Enhanced Driver Awareness through Cooperative XR Technologies
With the recent technological breakthroughs in connected and semi-automated transport, there is no doubt that a shared vision for a large-scale deployment of Cooperative Intelligent Transport Systems (C-ITS) in the European Union exists4. Connected and Automated Vehicles (CAVs) are expected to be the cornerstone of tomorrow’s EU-envisioned envisioned Cooperative, Connected, and Automated Mobility (CCAM), being able to extend their perception capabilities beyond the range of individual sensors, boosting the drivers’ situational awareness and enhancing performance, safety and comfort.

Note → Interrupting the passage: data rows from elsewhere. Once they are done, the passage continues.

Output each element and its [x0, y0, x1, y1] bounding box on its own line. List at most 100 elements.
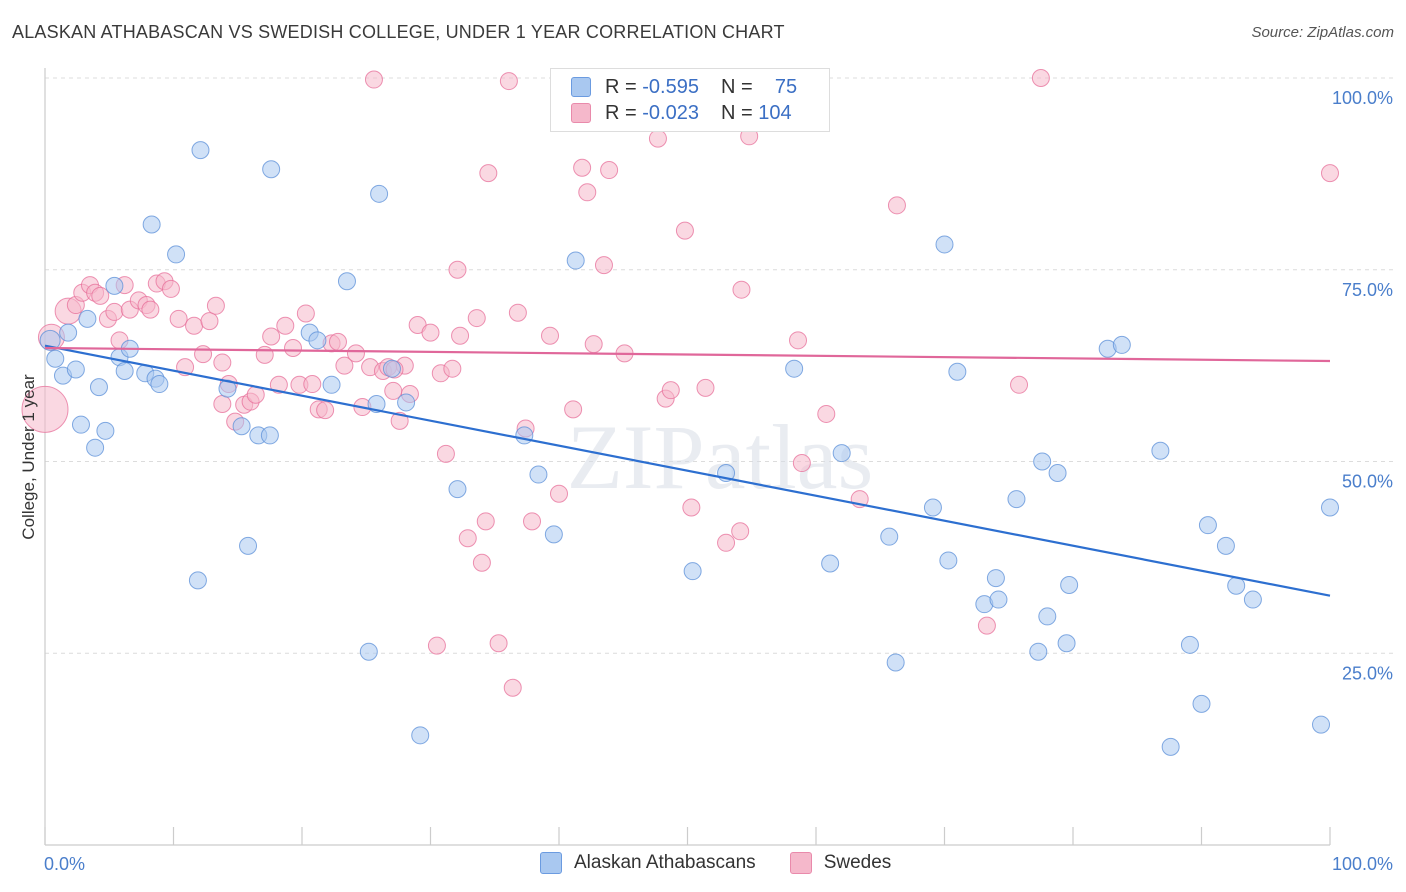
- swede-point: [213, 394, 232, 413]
- x-tick-label: 100.0%: [1332, 854, 1393, 874]
- swede-point: [584, 335, 603, 354]
- axes: [44, 68, 1331, 846]
- swede-point: [1031, 69, 1050, 87]
- swede-point: [661, 381, 680, 400]
- swede-point: [1010, 375, 1029, 394]
- tick-labels: 100.0% 75.0% 50.0% 25.0% 0.0% 100.0%: [44, 88, 1393, 874]
- legend-swatch-swedes: [571, 103, 591, 123]
- athabascan-point: [785, 359, 804, 378]
- chart-title: ALASKAN ATHABASCAN VS SWEDISH COLLEGE, U…: [12, 22, 785, 42]
- swede-point: [817, 404, 836, 423]
- athabascan-point: [188, 571, 207, 590]
- swede-point: [573, 158, 592, 177]
- athabascan-point: [115, 361, 134, 380]
- legend-row-athabascans: R = -0.595 N = 75: [571, 74, 797, 100]
- swede-point: [792, 454, 811, 473]
- swede-point: [200, 312, 219, 331]
- athabascan-point: [397, 393, 416, 412]
- athabascan-trend-line: [44, 344, 1331, 597]
- athabascan-point: [46, 349, 65, 368]
- swede-point: [269, 375, 288, 394]
- swede-point: [732, 280, 751, 299]
- athabascan-point: [1227, 576, 1246, 595]
- swede-point: [185, 316, 204, 335]
- swede-point: [600, 161, 619, 180]
- swede-point: [458, 529, 477, 548]
- legend-item-swedes[interactable]: Swedes: [789, 852, 891, 874]
- series-legend: Alaskan Athabascans Swedes: [540, 852, 925, 874]
- legend-swatch-athabascans: [540, 852, 562, 874]
- swede-point: [977, 616, 996, 635]
- athabascan-point: [86, 438, 105, 457]
- swede-point: [206, 296, 225, 315]
- swede-point: [1321, 164, 1339, 183]
- athabascan-point: [71, 415, 90, 434]
- swede-point: [887, 196, 906, 215]
- athabascan-point: [683, 562, 702, 581]
- swede-point: [303, 375, 322, 394]
- athabascan-point: [105, 276, 124, 295]
- swede-point: [262, 327, 281, 346]
- trend-lines: [44, 344, 1331, 597]
- swede-point: [503, 678, 522, 697]
- athabascan-point: [566, 251, 585, 270]
- athabascan-point: [232, 417, 251, 436]
- athabascan-point: [1060, 575, 1079, 594]
- x-tick-label: 0.0%: [44, 854, 85, 874]
- athabascan-point: [78, 309, 97, 328]
- athabascan-point: [880, 527, 899, 546]
- y-tick-label: 25.0%: [1342, 663, 1393, 683]
- swede-point: [550, 484, 568, 503]
- athabascan-points: [39, 141, 1339, 756]
- y-tick-label: 100.0%: [1332, 88, 1393, 108]
- athabascan-point: [191, 141, 210, 160]
- athabascan-point: [89, 378, 108, 397]
- legend-r-label: R =: [605, 101, 637, 124]
- athabascan-point: [939, 551, 958, 570]
- swede-point: [594, 256, 613, 275]
- athabascan-point: [1057, 634, 1076, 653]
- swede-point: [682, 498, 701, 517]
- legend-label: Alaskan Athabascans: [574, 852, 756, 873]
- athabascan-point: [150, 375, 169, 394]
- y-axis-label: College, Under 1 year: [19, 374, 38, 540]
- athabascan-point: [1112, 335, 1131, 354]
- swede-point: [276, 316, 295, 335]
- swede-point: [141, 300, 160, 319]
- swede-point: [448, 260, 467, 279]
- athabascan-point: [66, 360, 85, 379]
- athabascan-point: [923, 498, 942, 517]
- swede-point: [648, 129, 667, 148]
- athabascan-point: [986, 569, 1005, 588]
- athabascan-point: [142, 215, 161, 234]
- swede-point: [696, 378, 715, 397]
- swede-point: [499, 72, 518, 91]
- swede-point: [436, 444, 455, 463]
- athabascan-point: [1029, 642, 1048, 661]
- athabascan-point: [544, 525, 563, 544]
- athabascan-point: [382, 359, 401, 378]
- athabascan-point: [1243, 590, 1262, 609]
- athabascan-point: [1198, 516, 1217, 535]
- athabascan-point: [308, 331, 327, 350]
- legend-row-swedes: R = -0.023 N = 104: [571, 100, 792, 126]
- legend-swatch-swedes: [789, 852, 812, 874]
- athabascan-point: [1321, 498, 1339, 517]
- athabascan-point: [1048, 464, 1067, 483]
- swede-point: [717, 533, 736, 552]
- y-tick-label: 50.0%: [1342, 472, 1393, 492]
- swede-point: [169, 309, 188, 328]
- y-tick-label: 75.0%: [1342, 280, 1393, 300]
- swede-point: [508, 303, 527, 322]
- swede-point: [523, 512, 542, 531]
- swedes-points: [21, 69, 1339, 697]
- swede-point: [421, 323, 440, 342]
- swede-point: [731, 522, 750, 541]
- legend-n-label: N =: [720, 101, 753, 124]
- legend-n-value: 104: [758, 101, 792, 124]
- swede-trend-line: [44, 346, 1331, 363]
- swede-point: [541, 326, 560, 345]
- legend-item-athabascans[interactable]: Alaskan Athabascans: [540, 852, 756, 874]
- correlation-legend: R = -0.595 N = 75 R = -0.023 N = 104: [550, 68, 830, 132]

Equally importantly, 5/6G-enabled vehicular networks are expected to minimize network latency and delay, provide critical information regarding the environment, in a timely manner, and meet human reaction times in visual feedback.

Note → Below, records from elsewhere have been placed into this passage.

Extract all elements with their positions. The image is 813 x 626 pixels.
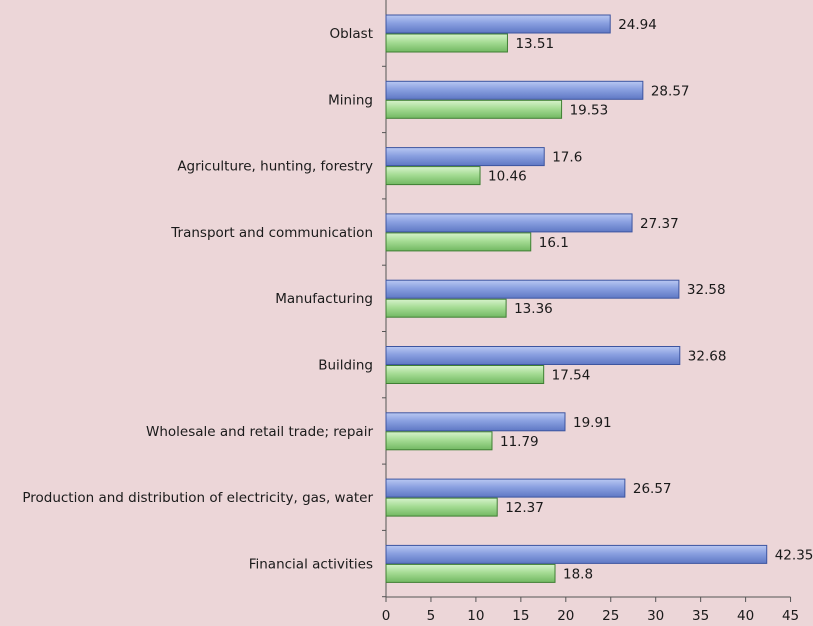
value-label: 17.6 — [552, 150, 582, 166]
x-tick-label: 30 — [647, 608, 664, 624]
x-tick-label: 0 — [382, 608, 391, 624]
bar-series-2 — [385, 232, 532, 252]
chart-bars — [385, 14, 768, 583]
bar-series-1 — [385, 14, 611, 34]
bar-series-1 — [385, 346, 681, 365]
value-label: 19.53 — [570, 102, 609, 118]
x-tick-label: 45 — [782, 608, 799, 624]
bar-series-2 — [385, 33, 508, 53]
value-label: 17.54 — [552, 368, 591, 384]
bar-series-2 — [385, 298, 507, 318]
x-tick-label: 20 — [557, 608, 574, 624]
x-tick-label: 40 — [737, 608, 754, 624]
value-label: 18.8 — [563, 566, 593, 582]
value-label: 32.68 — [688, 349, 727, 365]
category-label: Agriculture, hunting, forestry — [177, 159, 373, 175]
value-label: 16.1 — [539, 235, 569, 251]
value-label: 10.46 — [488, 169, 527, 185]
bar-series-1 — [385, 213, 633, 233]
category-label: Manufacturing — [275, 291, 373, 307]
bar-series-2 — [385, 99, 563, 119]
value-label: 24.94 — [618, 17, 657, 33]
bar-series-1 — [385, 412, 566, 432]
chart-labels: 0 5 10 15 20 25 30 35 40 45 24.94 13.51 Oblast 28.57 1… — [22, 17, 813, 624]
value-label: 19.91 — [573, 415, 612, 431]
bar-series-2 — [385, 166, 481, 186]
bar-series-1 — [385, 147, 545, 167]
value-label: 26.57 — [633, 481, 672, 497]
value-label: 13.51 — [515, 36, 554, 52]
category-label: Wholesale and retail trade; repair — [146, 424, 373, 440]
bar-series-2 — [385, 431, 493, 451]
bar-series-2 — [385, 563, 556, 583]
value-label: 27.37 — [640, 216, 679, 232]
category-label: Building — [318, 358, 373, 374]
x-tick-label: 5 — [427, 608, 436, 624]
bar-series-2 — [385, 497, 498, 517]
category-label: Financial activities — [249, 556, 373, 572]
value-label: 32.58 — [687, 282, 726, 298]
bar-series-1 — [385, 80, 644, 100]
value-label: 42.35 — [775, 547, 813, 563]
x-tick-label: 35 — [692, 608, 709, 624]
category-label: Mining — [328, 92, 373, 108]
category-label: Oblast — [329, 26, 373, 42]
category-label: Transport and communication — [170, 225, 373, 241]
x-tick-label: 25 — [602, 608, 619, 624]
value-label: 12.37 — [505, 500, 544, 516]
value-label: 13.36 — [514, 301, 553, 317]
bar-series-2 — [385, 365, 545, 384]
value-label: 11.79 — [500, 434, 539, 450]
x-tick-label: 10 — [467, 608, 484, 624]
value-label: 28.57 — [651, 83, 690, 99]
bar-series-1 — [385, 544, 768, 564]
category-label: Production and distribution of electrici… — [22, 490, 373, 506]
bar-series-1 — [385, 279, 680, 299]
bar-series-1 — [385, 478, 626, 498]
x-tick-label: 15 — [512, 608, 529, 624]
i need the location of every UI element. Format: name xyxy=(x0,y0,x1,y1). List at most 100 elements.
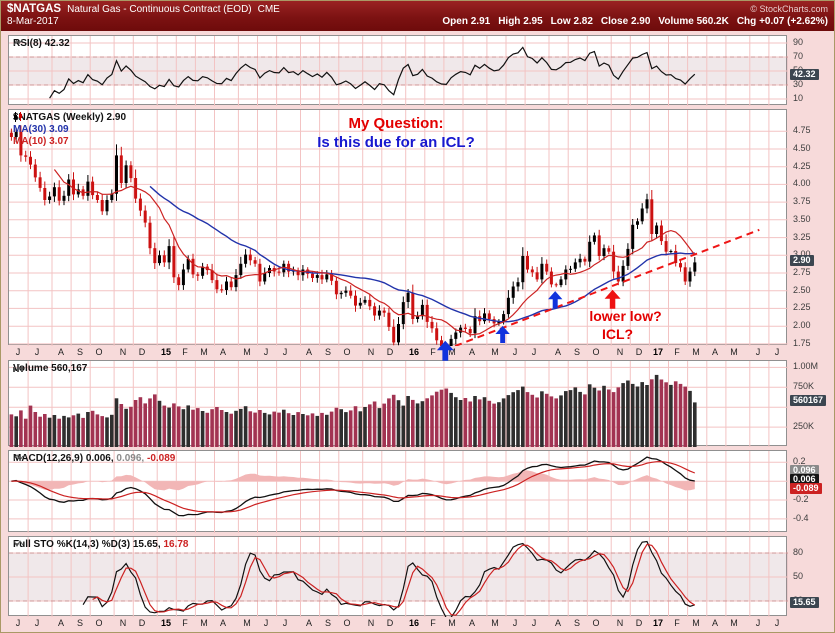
month-label: J xyxy=(531,618,537,628)
quote-volume-label: Volume xyxy=(658,16,694,27)
macd-hist-value: -0.089 xyxy=(147,453,176,464)
ma30-label: MA(30) 3.09 xyxy=(13,124,69,135)
axis-tick-label: 30 xyxy=(793,79,804,89)
axis-tick-label: 3.25 xyxy=(793,232,811,242)
axis-tick-label: 80 xyxy=(793,547,804,557)
axis-tick-label: 2.50 xyxy=(793,285,811,295)
price-title-line: $NATGAS (Weekly) 2.90 xyxy=(13,112,126,124)
month-label: O xyxy=(343,618,351,628)
month-label: A xyxy=(554,618,561,628)
month-label: J xyxy=(755,618,761,628)
macd-axis: 0.2 -0.2 -0.4 0.096 0.006 -0.089 xyxy=(790,450,834,532)
month-label: D xyxy=(386,618,394,628)
volume-panel: Volume 560,167 xyxy=(8,360,788,447)
price-axis: 4.75 4.50 4.25 4.00 3.75 3.50 3.25 3.00 2.75 2.50… xyxy=(790,109,834,348)
month-label: S xyxy=(573,347,580,357)
month-label: M xyxy=(448,618,456,628)
stochastic-label-text: Full STO %K(14,3) %D(3) xyxy=(13,539,131,550)
month-label: D xyxy=(138,347,146,357)
month-label: M xyxy=(200,347,208,357)
quote-low-value: 2.82 xyxy=(573,16,593,27)
quote-low-label: Low xyxy=(550,16,571,27)
month-label: O xyxy=(95,347,103,357)
axis-tick-label: 70 xyxy=(793,51,804,61)
rsi-axis: 907050301042.32 xyxy=(790,35,834,105)
axis-tick-label: 250K xyxy=(793,421,815,431)
month-label: S xyxy=(573,618,580,628)
month-label: J xyxy=(263,618,269,628)
quote-chg-label: Chg xyxy=(736,16,757,27)
volume-value: 560,167 xyxy=(51,363,88,374)
macd-plot xyxy=(9,451,788,533)
month-label: 15 xyxy=(160,618,171,628)
month-label: F xyxy=(182,618,188,628)
month-label: J xyxy=(34,347,40,357)
quote-summary: Open 2.91 High 2.95 Low 2.82 Close 2.90 … xyxy=(442,16,828,27)
axis-value-box: 0.096 xyxy=(790,465,819,476)
month-label: J xyxy=(531,347,537,357)
month-label: A xyxy=(468,618,475,628)
axis-tick-label: 2.00 xyxy=(793,320,811,330)
quote-high-value: 2.95 xyxy=(523,16,543,27)
month-label: J xyxy=(15,347,21,357)
price-title-text: $NATGAS (Weekly) xyxy=(13,112,104,123)
month-label: M xyxy=(730,618,738,628)
axis-tick-label: 1.00M xyxy=(793,361,819,371)
month-label: J xyxy=(755,347,761,357)
axis-tick-label: -0.2 xyxy=(793,494,809,504)
volume-bars-icon xyxy=(13,364,23,372)
month-label: M xyxy=(692,618,700,628)
stochastic-label: Full STO %K(14,3) %D(3) 15.65, 16.78 xyxy=(13,539,188,551)
month-label: O xyxy=(343,347,351,357)
axis-tick-label: 90 xyxy=(793,37,804,47)
month-label: 16 xyxy=(408,347,419,357)
rsi-label: RSI(8) 42.32 xyxy=(13,38,70,50)
annotation-question-line1: My Question: xyxy=(348,115,444,132)
axis-tick-label: 50 xyxy=(793,571,804,581)
month-label: M xyxy=(491,618,499,628)
macd-panel: MACD(12,26,9) 0.006, 0.096, -0.089 xyxy=(8,450,788,533)
month-label: 15 xyxy=(160,347,171,357)
month-label: A xyxy=(711,347,718,357)
month-label: S xyxy=(76,347,83,357)
quote-volume-value: 560.2K xyxy=(696,16,729,27)
axis-tick-label: 1.75 xyxy=(793,338,811,348)
rsi-value: 42.32 xyxy=(44,38,70,49)
month-label: O xyxy=(95,618,103,628)
month-label: N xyxy=(367,347,375,357)
quote-open-value: 2.91 xyxy=(470,16,491,27)
month-label: F xyxy=(674,347,680,357)
quote-high-label: High xyxy=(498,16,521,27)
axis-tick-label: 2.75 xyxy=(793,267,811,277)
ma10-label: MA(10) 3.07 xyxy=(13,136,69,147)
stochastic-icon xyxy=(13,540,24,547)
annotation-question-line2: Is this due for an ICL? xyxy=(317,134,475,151)
macd-label: MACD(12,26,9) 0.006, 0.096, -0.089 xyxy=(13,453,175,465)
month-label: 16 xyxy=(408,618,419,628)
volume-axis: 1.00M 750K 250K 560167 xyxy=(790,360,834,446)
macd-label-text: MACD(12,26,9) xyxy=(13,453,84,464)
stochastic-d-value: 16.78 xyxy=(163,539,189,550)
chart-date: 8-Mar-2017 xyxy=(7,16,59,27)
month-label: S xyxy=(324,347,331,357)
month-label: M xyxy=(692,347,700,357)
month-label: J xyxy=(282,618,288,628)
quote-volume: Volume 560.2K xyxy=(658,16,728,27)
month-label: J xyxy=(774,618,780,628)
macd-value: 0.006, xyxy=(85,453,114,464)
month-label: S xyxy=(324,618,331,628)
axis-value-box: 560167 xyxy=(790,395,827,406)
axis-tick-label: 750K xyxy=(793,381,815,391)
axis-tick-label: 4.75 xyxy=(793,125,811,135)
month-label: A xyxy=(305,347,312,357)
month-label: S xyxy=(76,618,83,628)
month-label: J xyxy=(263,347,269,357)
month-label: O xyxy=(592,618,600,628)
month-label: A xyxy=(57,347,64,357)
exchange-code: CME xyxy=(257,4,280,15)
quote-low: Low 2.82 xyxy=(551,16,593,27)
month-label: J xyxy=(282,347,288,357)
chart-header: $NATGAS Natural Gas - Continuous Contrac… xyxy=(1,1,834,31)
ticker-symbol: $NATGAS xyxy=(7,3,62,15)
month-label: A xyxy=(468,347,475,357)
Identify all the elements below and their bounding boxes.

In this framework, SafeDriveXR will develop a new 5/6G-enabled paradigm incorporating multiple heterogeneous devices that cooperate to provide drivers with highly interactive eXtended Reality (XR) interfaces and tools for real-time visualizations of traffic, road conditions, and obstacles, helping them to improve decision-making, reduce response times to hazards, and increase overall road safety.

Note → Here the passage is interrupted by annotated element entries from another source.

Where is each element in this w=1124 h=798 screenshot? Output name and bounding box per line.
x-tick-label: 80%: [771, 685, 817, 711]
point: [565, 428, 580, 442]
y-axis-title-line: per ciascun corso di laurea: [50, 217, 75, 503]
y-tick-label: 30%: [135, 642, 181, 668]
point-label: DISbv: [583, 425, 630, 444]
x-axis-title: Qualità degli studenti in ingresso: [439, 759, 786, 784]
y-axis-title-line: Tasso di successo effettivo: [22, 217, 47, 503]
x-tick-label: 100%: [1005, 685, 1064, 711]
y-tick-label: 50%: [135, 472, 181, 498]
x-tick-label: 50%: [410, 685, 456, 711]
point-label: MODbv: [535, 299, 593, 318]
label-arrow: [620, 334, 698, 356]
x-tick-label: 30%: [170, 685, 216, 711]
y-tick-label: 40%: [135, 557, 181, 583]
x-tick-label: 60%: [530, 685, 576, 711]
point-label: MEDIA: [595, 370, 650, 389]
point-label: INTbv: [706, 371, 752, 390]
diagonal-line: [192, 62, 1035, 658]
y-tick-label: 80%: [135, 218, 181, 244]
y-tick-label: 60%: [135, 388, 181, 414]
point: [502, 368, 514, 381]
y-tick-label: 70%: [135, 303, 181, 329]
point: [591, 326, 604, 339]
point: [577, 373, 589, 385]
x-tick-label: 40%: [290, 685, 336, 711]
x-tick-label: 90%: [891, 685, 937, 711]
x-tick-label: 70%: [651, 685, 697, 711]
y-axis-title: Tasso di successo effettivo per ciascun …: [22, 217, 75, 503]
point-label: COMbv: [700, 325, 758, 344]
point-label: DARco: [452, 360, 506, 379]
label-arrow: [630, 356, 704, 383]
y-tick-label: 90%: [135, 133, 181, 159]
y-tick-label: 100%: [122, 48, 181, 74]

This will be achieved by novel distributed and cooperative signal processing and learning approaches integrated over the cloud edge continuum, capitalizing dynamic 5/6G-enabled cloud-to-edge services across the vehicular network.
These will enable the accurate identification of user situational awareness of different critical situations and the correct and timely detection of road obstacles, vehicles, and Vulnerable Road Users (VRUs).
The novel strategies for service component distribution and intelligent coordination will significantly reduce communication latencies, meeting human reaction time in visual XR feedback.
The use of XR interfaces and QoE evaluation methodologies will boost personalization & adaptation of the rendered information based on user context.